Een Baron schenkt boeken aan de bibliotheek in Deventer
Baron Willem Hendrik Jacob van Westreenen van Tiellant (1783-1848) kon vanaf 1810 met zijn familiekapitaal zonder veel concurrentie boeken kopen op veilingen en bij antiquaren. Hij bracht een prachtige collectie bij elkaar in zijn voorname stadspaleis aan de Prinsessegracht 30 in Den Haag. Op dit adres worden zijn verzamelingen nog steeds gekoesterd in wat nu het Museum van het Boek is. In de Athenaeumbibliotheek worden echter ook twee boeken uit de verzameling van de baron bewaard.
Door Bram Boers
Gedichten van Hegius
De baron verzamelde op meerdere terreinen, maar vooral handschriften en incunabelen. Hij schonk aan de toenmalige Stads- en Athenaeumbibliotheek in Deventer twee boeken. Het eerste was een uitgave van de gedichten van Alexander Hegius, in 1503 door Richard Pafraet in Deventer gedrukt (signatuur AB, 11 E 52 KL). Pafraet begon in 1477 in Deventer te drukken en ontwikkelde zich tot een van de belangrijkste incunabeldrukkers in de noordelijke Nederlanden. Naast dikke folianten voor theologen drukte Pafraet ook voor de leerlingen van de Latijnse school. De rector van de school, Alexander Hegius, woonde bij hem in. Hegius streefde naar een radicale vernieuwing van het schoolcurriculum. Hij wilde een einde maken aan het eindeloze uit het hoofd leren van middeleeuwse Latijnse grammaticale regels en de lectuur invoeren van zuiver klassiek Latijn en, zo mogelijk, Grieks. Hegius publiceerde zijn eigen Neolatijnse gedichten in 1503. Deze werden in de twintigste eeuw door Jan Bedaux, oud-directeur van de Athenaeumbibliotheek, als proefschrift vertaald en becommentarieerd.

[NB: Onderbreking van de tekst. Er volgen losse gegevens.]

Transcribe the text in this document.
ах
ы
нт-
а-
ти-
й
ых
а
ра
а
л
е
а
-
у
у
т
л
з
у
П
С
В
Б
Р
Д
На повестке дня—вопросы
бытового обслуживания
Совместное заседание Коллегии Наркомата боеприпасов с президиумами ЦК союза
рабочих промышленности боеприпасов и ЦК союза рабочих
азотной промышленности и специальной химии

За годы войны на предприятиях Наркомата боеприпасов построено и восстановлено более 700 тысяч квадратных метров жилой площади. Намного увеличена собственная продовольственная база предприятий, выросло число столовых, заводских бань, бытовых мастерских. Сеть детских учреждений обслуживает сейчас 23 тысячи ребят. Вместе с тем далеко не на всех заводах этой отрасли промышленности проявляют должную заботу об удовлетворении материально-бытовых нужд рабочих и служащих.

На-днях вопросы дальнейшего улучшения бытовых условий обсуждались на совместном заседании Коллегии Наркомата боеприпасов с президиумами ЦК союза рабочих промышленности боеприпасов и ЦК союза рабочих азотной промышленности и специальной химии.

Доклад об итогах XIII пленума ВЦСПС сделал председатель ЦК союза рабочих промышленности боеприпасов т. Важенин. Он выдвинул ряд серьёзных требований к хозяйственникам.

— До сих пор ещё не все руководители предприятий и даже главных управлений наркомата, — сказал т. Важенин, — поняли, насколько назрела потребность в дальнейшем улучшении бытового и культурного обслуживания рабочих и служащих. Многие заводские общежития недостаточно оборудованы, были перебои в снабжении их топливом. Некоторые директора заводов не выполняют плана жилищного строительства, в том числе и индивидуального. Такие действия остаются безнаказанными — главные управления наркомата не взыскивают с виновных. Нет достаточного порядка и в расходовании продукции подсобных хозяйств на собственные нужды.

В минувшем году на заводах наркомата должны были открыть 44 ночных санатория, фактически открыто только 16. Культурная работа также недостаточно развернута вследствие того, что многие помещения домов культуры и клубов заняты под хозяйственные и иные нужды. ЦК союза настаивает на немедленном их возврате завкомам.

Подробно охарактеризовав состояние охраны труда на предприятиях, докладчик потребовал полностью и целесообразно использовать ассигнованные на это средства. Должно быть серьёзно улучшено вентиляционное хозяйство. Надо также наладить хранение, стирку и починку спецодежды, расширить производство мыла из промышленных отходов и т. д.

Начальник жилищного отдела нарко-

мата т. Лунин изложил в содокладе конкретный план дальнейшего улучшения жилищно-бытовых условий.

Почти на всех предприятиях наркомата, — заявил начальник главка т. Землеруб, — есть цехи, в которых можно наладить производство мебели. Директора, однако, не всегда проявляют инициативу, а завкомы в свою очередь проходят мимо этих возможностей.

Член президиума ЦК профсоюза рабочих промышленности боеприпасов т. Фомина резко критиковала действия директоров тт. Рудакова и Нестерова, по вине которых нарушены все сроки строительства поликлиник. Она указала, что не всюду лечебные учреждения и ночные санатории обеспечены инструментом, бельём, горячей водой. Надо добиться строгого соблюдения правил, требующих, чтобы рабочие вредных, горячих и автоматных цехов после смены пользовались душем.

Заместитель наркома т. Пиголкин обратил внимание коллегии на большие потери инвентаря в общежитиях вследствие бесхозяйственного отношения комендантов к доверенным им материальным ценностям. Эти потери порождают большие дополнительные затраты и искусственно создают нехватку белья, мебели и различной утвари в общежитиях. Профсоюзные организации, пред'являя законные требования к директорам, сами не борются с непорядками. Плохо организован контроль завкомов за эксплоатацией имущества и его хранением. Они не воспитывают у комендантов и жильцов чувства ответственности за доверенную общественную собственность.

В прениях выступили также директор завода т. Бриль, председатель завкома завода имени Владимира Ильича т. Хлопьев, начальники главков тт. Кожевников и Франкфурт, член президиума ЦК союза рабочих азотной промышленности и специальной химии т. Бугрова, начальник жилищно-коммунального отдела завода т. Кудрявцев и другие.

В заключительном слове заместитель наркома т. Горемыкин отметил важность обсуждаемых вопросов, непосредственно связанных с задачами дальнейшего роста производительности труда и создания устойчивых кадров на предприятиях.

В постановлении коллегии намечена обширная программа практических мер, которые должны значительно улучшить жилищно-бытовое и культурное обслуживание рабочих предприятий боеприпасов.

Het exemplaar van de Deventer druk dat Baron Van Westreenen schonk had al een rijke provenance. In het boek staat een inscriptie dat het tot de verzameling van Jacobus Koning (1770-1832) had behoord. Koning verzamelde vooral incunabelen. Hij was een vurig Costeriaan en verdedigde door dik en dun de aanspraken van Haarlem op de eretitel van bakermat van de boekdrukkunst. Door financiële problemen geplaagd moest hij zijn bibliotheek in 1828 laten veilen. Op deze veiling was de Engelse bibliofiel Richard Heber aanwezig, die de meeste van de 200 (!) incunabelen wist te bemachtigen. Heber (1773-1833) bracht een gigantische bibliotheek tot stand. Om deze te huisvesten had hij acht huizen in Engeland, Frankrijk en België. Hij kon maar korte tijd van zijn nieuwe aanwinst genieten. Na zijn dood werden zijn boeken geveild. Op deze veiling kocht Baron Van Westreenen de Deventer druk.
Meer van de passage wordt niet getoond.